Separately, on his blog last week, Mark Cuban reiterated his opposition to buybacks ("The AIG-Lehman-Merrill Link"),
3 Companies facing cash crunch oblivion. A bankruptcy, an desperation sale and pure desperation. What do all 3 companies have in common ? Share buybacks. Billions and Billions and Billions in share buybacks over the last 18 months.
Can anyone say “financial engineering” ? think all 3 companies could have used that cash they spent trying to pump up their stock prices ? All that cash going to people who sold the stocks, huge losses going to those who held the stock. Thats why dividends are far better than share buybacks. At least in this case all shareholders could have gotten something back other than “the bag” remaining shareholders continue to hold.

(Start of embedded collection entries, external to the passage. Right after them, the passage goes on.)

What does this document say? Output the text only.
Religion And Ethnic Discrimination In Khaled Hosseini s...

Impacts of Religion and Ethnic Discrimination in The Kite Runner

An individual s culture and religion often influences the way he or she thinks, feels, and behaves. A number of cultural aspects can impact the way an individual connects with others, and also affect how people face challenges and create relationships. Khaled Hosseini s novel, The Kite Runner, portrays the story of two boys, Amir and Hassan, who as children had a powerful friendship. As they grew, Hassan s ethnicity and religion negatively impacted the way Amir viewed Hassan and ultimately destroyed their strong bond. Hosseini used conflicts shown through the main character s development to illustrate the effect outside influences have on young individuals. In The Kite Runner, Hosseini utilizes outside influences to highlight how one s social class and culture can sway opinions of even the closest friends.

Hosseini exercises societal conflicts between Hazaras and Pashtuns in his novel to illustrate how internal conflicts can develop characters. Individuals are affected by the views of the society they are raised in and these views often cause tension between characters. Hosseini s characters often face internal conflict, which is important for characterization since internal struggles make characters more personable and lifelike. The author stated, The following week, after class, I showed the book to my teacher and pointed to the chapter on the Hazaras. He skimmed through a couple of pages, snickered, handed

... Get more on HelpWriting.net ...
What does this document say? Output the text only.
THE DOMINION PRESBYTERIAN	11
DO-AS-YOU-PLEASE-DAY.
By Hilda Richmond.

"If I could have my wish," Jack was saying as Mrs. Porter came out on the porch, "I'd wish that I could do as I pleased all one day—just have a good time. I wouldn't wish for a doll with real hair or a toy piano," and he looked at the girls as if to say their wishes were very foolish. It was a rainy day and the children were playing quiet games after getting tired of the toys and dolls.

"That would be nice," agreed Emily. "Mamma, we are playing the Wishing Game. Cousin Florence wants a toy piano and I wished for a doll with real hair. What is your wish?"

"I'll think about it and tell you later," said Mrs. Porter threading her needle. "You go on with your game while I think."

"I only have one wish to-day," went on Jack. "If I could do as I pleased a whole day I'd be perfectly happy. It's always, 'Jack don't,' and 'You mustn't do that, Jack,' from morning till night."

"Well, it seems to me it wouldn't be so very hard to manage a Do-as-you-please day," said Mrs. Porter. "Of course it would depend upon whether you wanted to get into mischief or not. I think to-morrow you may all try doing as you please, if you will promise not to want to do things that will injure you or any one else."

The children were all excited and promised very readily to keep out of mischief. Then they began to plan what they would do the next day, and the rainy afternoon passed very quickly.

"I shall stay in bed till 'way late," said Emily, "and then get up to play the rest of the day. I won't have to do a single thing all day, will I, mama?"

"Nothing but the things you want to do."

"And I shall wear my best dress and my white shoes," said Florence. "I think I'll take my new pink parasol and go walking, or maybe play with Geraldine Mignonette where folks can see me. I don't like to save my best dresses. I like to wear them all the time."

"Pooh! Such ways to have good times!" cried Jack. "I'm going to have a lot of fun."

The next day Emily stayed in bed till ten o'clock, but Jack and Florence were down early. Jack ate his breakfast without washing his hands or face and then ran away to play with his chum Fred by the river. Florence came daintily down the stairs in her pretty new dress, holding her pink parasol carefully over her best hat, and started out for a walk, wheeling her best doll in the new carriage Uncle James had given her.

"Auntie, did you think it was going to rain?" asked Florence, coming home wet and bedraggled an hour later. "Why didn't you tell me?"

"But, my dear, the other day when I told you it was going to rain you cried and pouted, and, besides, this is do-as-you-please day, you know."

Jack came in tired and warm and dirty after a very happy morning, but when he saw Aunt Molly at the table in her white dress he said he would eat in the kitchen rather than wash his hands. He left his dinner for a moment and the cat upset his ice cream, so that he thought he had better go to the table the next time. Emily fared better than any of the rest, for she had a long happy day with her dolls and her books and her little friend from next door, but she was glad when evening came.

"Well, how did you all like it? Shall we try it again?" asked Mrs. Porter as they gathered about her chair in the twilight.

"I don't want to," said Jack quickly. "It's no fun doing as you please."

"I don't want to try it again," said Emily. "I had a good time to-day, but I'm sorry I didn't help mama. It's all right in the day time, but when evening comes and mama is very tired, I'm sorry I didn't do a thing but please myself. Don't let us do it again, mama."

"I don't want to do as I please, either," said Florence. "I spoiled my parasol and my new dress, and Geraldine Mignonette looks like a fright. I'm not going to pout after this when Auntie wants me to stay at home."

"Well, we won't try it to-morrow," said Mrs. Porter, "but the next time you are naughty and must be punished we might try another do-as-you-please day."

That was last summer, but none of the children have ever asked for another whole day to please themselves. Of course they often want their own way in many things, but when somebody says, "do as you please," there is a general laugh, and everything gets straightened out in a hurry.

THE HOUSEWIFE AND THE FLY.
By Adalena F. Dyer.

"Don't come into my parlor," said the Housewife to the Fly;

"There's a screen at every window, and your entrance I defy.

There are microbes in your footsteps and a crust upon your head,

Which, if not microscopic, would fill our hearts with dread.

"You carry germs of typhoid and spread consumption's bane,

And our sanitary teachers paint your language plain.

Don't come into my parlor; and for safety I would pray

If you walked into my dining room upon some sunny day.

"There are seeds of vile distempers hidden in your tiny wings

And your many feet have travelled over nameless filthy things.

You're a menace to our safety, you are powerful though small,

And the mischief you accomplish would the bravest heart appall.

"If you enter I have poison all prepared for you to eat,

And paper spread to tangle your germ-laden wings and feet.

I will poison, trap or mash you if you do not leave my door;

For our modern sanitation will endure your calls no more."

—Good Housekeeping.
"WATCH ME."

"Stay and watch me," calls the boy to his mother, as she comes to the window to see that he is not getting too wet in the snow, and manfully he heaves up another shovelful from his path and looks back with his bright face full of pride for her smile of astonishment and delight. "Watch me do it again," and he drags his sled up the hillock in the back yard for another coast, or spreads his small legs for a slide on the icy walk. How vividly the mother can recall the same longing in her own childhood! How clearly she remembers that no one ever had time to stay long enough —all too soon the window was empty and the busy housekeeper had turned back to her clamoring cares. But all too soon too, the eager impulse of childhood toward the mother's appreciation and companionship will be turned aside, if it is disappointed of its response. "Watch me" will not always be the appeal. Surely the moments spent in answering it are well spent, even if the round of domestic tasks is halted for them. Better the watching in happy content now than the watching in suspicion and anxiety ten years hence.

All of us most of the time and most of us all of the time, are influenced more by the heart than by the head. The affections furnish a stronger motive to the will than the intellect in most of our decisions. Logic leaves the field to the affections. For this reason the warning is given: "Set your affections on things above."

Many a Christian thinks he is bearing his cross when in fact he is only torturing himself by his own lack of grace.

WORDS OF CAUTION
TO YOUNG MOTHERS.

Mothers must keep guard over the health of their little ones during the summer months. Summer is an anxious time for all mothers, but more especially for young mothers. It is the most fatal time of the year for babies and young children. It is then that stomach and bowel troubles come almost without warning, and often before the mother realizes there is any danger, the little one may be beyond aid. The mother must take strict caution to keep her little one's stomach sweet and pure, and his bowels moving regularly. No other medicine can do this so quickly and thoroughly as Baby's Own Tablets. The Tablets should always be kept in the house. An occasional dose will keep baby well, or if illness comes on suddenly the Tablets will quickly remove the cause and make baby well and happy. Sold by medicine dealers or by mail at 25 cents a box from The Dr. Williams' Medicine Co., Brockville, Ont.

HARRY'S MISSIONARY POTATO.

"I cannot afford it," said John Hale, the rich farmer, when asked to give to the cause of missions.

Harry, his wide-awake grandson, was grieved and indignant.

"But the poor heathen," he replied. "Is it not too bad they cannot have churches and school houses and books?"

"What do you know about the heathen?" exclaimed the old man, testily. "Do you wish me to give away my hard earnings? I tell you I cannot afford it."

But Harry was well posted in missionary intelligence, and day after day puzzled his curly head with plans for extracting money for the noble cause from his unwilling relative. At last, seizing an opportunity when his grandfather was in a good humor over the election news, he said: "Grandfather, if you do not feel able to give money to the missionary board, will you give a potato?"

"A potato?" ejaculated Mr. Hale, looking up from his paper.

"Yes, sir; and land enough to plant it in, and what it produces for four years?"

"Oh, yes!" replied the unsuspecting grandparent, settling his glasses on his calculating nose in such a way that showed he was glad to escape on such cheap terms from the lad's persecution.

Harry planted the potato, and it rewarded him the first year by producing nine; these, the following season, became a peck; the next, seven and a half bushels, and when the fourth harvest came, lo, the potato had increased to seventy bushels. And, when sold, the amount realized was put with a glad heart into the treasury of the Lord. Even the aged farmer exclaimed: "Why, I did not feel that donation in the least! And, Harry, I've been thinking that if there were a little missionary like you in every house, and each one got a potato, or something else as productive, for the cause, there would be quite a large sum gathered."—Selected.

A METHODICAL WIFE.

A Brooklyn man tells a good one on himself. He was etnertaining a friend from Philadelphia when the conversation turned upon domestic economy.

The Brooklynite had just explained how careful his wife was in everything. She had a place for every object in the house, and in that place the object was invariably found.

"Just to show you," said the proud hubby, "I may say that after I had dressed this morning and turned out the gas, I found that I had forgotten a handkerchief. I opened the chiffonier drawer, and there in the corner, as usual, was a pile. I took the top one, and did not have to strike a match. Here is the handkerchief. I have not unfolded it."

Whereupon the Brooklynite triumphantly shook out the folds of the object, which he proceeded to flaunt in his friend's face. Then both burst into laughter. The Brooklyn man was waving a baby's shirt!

In the cases of AIG, Merrill, and Lehman, I doubt the shareholders would have been much better off if they had received dividends in lieu of buybacks over the last 18 months, and I doubt the money used in the buybacks would have been enough to materially affect the outcomes there. It certainly didn't help though.
I wonder what Cuban would think of USEG's share buybacks. USEG has plenty of cash, so it's not facing a cash crunch; it doesn't have current earnings, so it's not engaging in 'financial engineering' to boost earnings per share; and it's buying back its shares at well below book value.